Die im Programm des Weltempfangs angekündigte Veranstaltung mit Raja Alem aus Saudi-Arabien mit dem vielversprechenden Titel „Literatur und Frauenemanzipation: Welche Rolle spielen Autorinnen?“ war an diesem Donnerstagnachmittag bereits ausgefallen. Viele wichtige Fragen um die Situation der Frauen in der brasilianischen Buchbranche wurden auch bei der Diskussionsrunde der Bücherfrauen nicht angesprochen. Dabei wäre neben der Problematik um Frauen in Führungspositionen auch die Situation speziell von Autorinnen interessant gewesen oder die Frage, wie, beziehungsweise ob, sich die brasilianischen Bücherfrauen organisieren und welche Rolle Manzano, Colasanti und Jardim selbst dabei spielen.

Colasanti, die vor allem in den 80er Jahren als Feministin aktiv war, bringt zum Ende der Veranstaltung dann doch nochmal eine kritische Perspektive ein.
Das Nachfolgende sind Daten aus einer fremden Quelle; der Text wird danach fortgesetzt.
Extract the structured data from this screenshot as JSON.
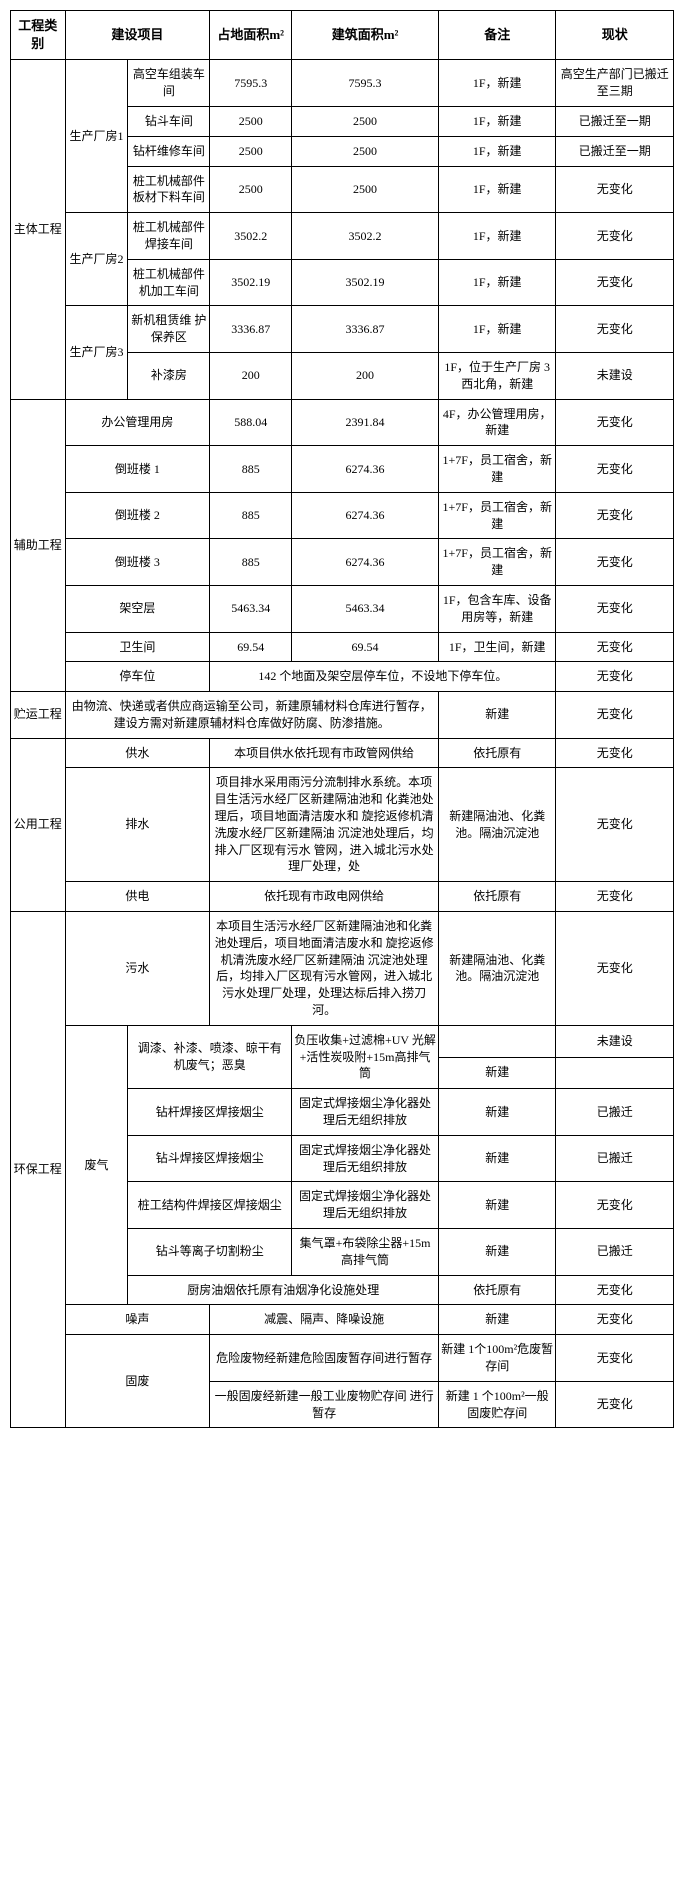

Die brasilianische Verfassung sei hinsichtlich Gleichberechtigung eine der fortschrittlichsten – etwas Ähnliches hat man in Frankfurt in dieser Woche schon zum Thema Rassismus gehört. Aber bei der Umsetzung hapert es auch hier gewaltig. Probleme gibt es zum Beispiel bei der Gesundheitsvorsorge für Frauen, im Betreuungssystem und in Fällen von Gewalt gegen Frauen. Was man dagegen tun kann oder wer in Brasilien etwas dagegen tut, wurde bei dieser Veranstaltung der Bücherfrauen nicht mehr zur Sprache gebracht. Die Zeit war eben um.